Among psychologists, there has been a standard definition of obedience for many years. One psychology textbook defines it as: “Obedience is behavior change produced by the commands of authority.” In other words, when someone gives you a direct order or command, and you comply with that order. One problem is that the usual definition of obedience doesn’t exactly define what is meant by an order or command.
Stanley Milgram defined command this way: “A command consists of two parts: a definition of action and the imperative that the action is executed. (A request, for example, contains a definition of action but lacks the insistence that it be carried out.” However, Milgram’s work showed that there was something else going on.

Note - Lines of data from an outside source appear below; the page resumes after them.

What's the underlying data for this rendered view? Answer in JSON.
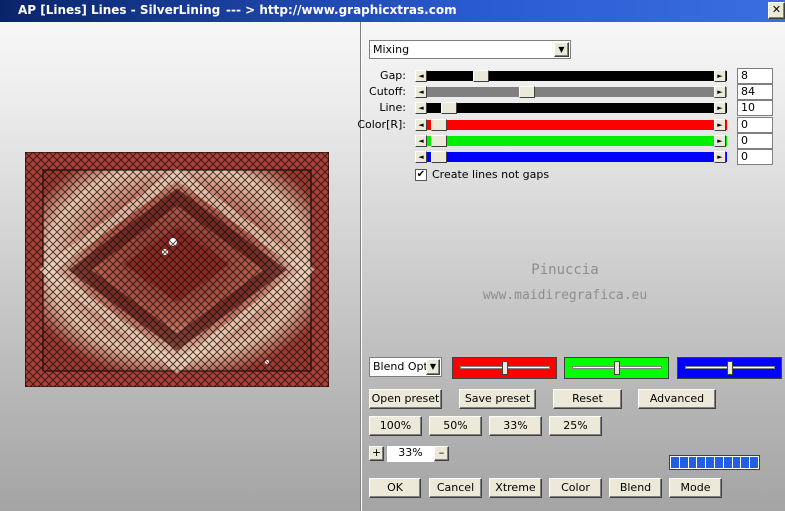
{
  "window": {
    "title": "AP [Lines]  Lines - SilverLining",
    "url": "--- > http://www.graphicxtras.com"
  },
  "mode_select": "Mixing",
  "slider_labels": [
    "Gap:",
    "Cutoff:",
    "Line:",
    "Color[R]:"
  ],
  "slider_values": [
    8,
    84,
    10,
    0,
    0,
    0
  ],
  "checkbox": "Create lines not gaps",
  "watermark": [
    "Pinuccia",
    "www.maidiregrafica.eu"
  ],
  "blend_select": "Blend Opti",
  "preset_buttons": [
    "Open preset",
    "Save preset",
    "Reset",
    "Advanced"
  ],
  "zoom_buttons": [
    "100%",
    "50%",
    "33%",
    "25%"
  ],
  "zoom": {
    "plus": "+",
    "value": "33%",
    "minus": "–"
  },
  "bottom_buttons": [
    "OK",
    "Cancel",
    "Xtreme",
    "Color",
    "Blend",
    "Mode"
  ]
}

As it turns out, the context present in the obedience studies often seemed to have as much or more impact as the words spoken. Even though the authority figures in Milgram’s study often made requests rather than demands, the subjects did what the authority wanted, even when it was distressing to them.
Milgram then further conducted more experiments and interpreted the results as being related to two theories
- Theory of conformism
- Agentic state theory.
The theory of conformism says that the subject who is unable or unknowledgeable to make the decision leaves the decision to the group in charge. In short, they relied on the group because they felt the experimenter knew more than they did.
The agentic state theory says that the subject obeys because they see themselves as an agent of the experimenter, so they take no personal responsibility for what happens. In other words, they thought it was wrong, but hey, it wasn’t their fault.